Questo sito contribuisce all'audience di

Juve trafitta a Madrid. Il Wanda è garra charrua e Cholismo

La garra charrua di due difensori centrali trasformati in bomber. Un Wanda Metropolitano con 68mila voci urlanti e Simeone lungo la fascia a spiegare il Cholismo. Per un tempo la Juventus ha sentito il solletico, nel secondo sono arrivate le spine. Dolorosissime, come banderillas in uno stadio diventato nella ripresa una plaza de toros. Finisce 2-0, riemergono vecchi fantasmi e il ritorno diventa una sorta di Himalaya.

L’ha vinta l’Atletico, l’hanno risolta i meno attesi, l’ha decisa Diego Simeone. Trascendendo nei gesti, restando lucido nelle scelte. Tre cambi nei primi venti minuti della ripresa. Dentro Morata, Lemar e Correa, fuori Diego Costa, Thomas e Koke. La Juve è sparita dal campo. Un secondo tempo mai visto nella gestione Allegri: 67% di sterile possesso palla e tanti, troppi, duelli persi. Si era salvata tre volte prima di cadere.

Un diagonale di Diego Costa a tu per tu con Szczesny finito fuori di un metro. Un pallonetto di Griezmann deviato dal portiere polacco sulla traversa. Sembravano segnali di una buona luna, confermati dal gol annullato dopo la Var review a Morata per fallo su Chiellini. La seconda decisione fondamentale presa davanti a uno schermo della serata, dopo il rigore tolto all’Atletico nel primo tempo per il fallo – decisamente fuori area – di De Sciglio. La mente correva al Bernabeu e al fallo di Benatia. Benedetta Var poteva essere il titolo della serata. Sarà semplicemente maledetta Madrid. Forse maledetta Champions, vero obiettivo di una stagione che improvvisamente diventa tempestosa.

Mancano tre settimane al ritorno di Torino e servirà un’impresa.
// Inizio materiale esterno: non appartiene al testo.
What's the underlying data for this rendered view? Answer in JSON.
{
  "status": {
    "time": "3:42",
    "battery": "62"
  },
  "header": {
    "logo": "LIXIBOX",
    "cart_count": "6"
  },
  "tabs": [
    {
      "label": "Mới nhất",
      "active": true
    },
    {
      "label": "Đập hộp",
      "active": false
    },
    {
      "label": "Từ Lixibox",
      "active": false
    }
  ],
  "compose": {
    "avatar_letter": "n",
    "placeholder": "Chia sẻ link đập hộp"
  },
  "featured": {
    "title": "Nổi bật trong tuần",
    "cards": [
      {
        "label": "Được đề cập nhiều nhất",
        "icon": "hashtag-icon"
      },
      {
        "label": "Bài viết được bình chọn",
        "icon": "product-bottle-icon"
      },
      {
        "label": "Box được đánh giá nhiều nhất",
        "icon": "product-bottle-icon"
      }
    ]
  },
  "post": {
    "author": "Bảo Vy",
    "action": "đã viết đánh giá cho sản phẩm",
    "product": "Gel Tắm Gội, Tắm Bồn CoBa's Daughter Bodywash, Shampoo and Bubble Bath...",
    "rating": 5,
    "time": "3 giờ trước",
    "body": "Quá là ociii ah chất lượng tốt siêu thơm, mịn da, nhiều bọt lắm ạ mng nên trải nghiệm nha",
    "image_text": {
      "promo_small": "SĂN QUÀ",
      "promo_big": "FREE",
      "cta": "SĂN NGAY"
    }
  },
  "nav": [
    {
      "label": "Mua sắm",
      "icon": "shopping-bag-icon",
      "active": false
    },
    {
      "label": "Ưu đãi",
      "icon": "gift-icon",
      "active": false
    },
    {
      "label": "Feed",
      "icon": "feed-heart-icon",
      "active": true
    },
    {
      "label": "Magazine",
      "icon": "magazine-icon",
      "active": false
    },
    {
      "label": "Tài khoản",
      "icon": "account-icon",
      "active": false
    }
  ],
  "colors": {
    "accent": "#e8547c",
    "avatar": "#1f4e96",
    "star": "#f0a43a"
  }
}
Poteva essere una semplice vittoria se Oblak non fosse volato a togliere dall’incrocio il sinistro di Bernardeschi al 90’. Invece sarà necessaria una prova tutta coraje e corazon, tatuaggio del Cholismo biancorosso. Servirà soprattutto un Cristiano Ronaldo pentacampione d’Europa. Nella notte del Wanda si è innervosito, ha mostrato le cinque dita a Simeone ma poche delle giocate che lo hanno portato a vincerle.

Godin quella coppa l’ha solo sfiorata. Poteva essere l’uomo del trionfo più grande, nella serata di Lisbona in cui l’Atletico arrivò a secondi dalla gloria. Ci pensò Sergio Ramos a trasformare le lacrime da gioia a dolore. Non l’ha mai dimenticata quella sconfitta. Tra pochi mesi dovrebbe essere, salvo ripensamenti, la colonna dell’Inter. Sono le ultime occasioni per inseguire quel sogno rimasto in gola prima a Lisbona e poi a San Siro. Nella sua gioia sotto la curva dopo il secondo gol c’è la voglia di giocarsela almeno fino al primo giugno. Una terza possibilità da giocare in questo catino, che qualcuno dipingeva come teatro. Fino a ieri, perché stanotte l’Atletico si è innamorato del Wanda.

Lo ha fatto grazie a lui e al suo compagno di reparto: Josè Maria Gimenez, ottavo gol in carriera. Una vita a fare a sportellate, fino alla rete che ha convinto tutti che fosse possibile infrangere il tabù Cristiano. Mai l’Atletico ha passato un turno contro di lui, mai è stata così vicina dal farlo. Ride Jimenez, lo abbraccia Griezmann. Pochi mesi fa al mondiale russo si trovarono l’uno contro l’altro. La Francia elimina l’Uruguay e prima della fine, il piccolo diavolo sta per battere una punizione. In barriera c’è il suo giovane compagno. Si copre le parti intime, ma non i sentimenti più profondi. Piange Gimenez, guardando lontano, per distogliere gli occhi da una sconfitta che lo punge nell’anima.

Dai dolori più forti, i ragazzi diventano uomini. Dai tonfi più pesanti a volte nasce un fiore. La Juve, in meno di un anno, ha pianto due volte a Madrid. Per tornarci una terza volta, ha tre settimane di tempo e tre reti da segnare. Sembra un Everest, forse lo è. Serve un’impresa. Una di quelle che portano diretti a Madrid. Per non versare più lacrime.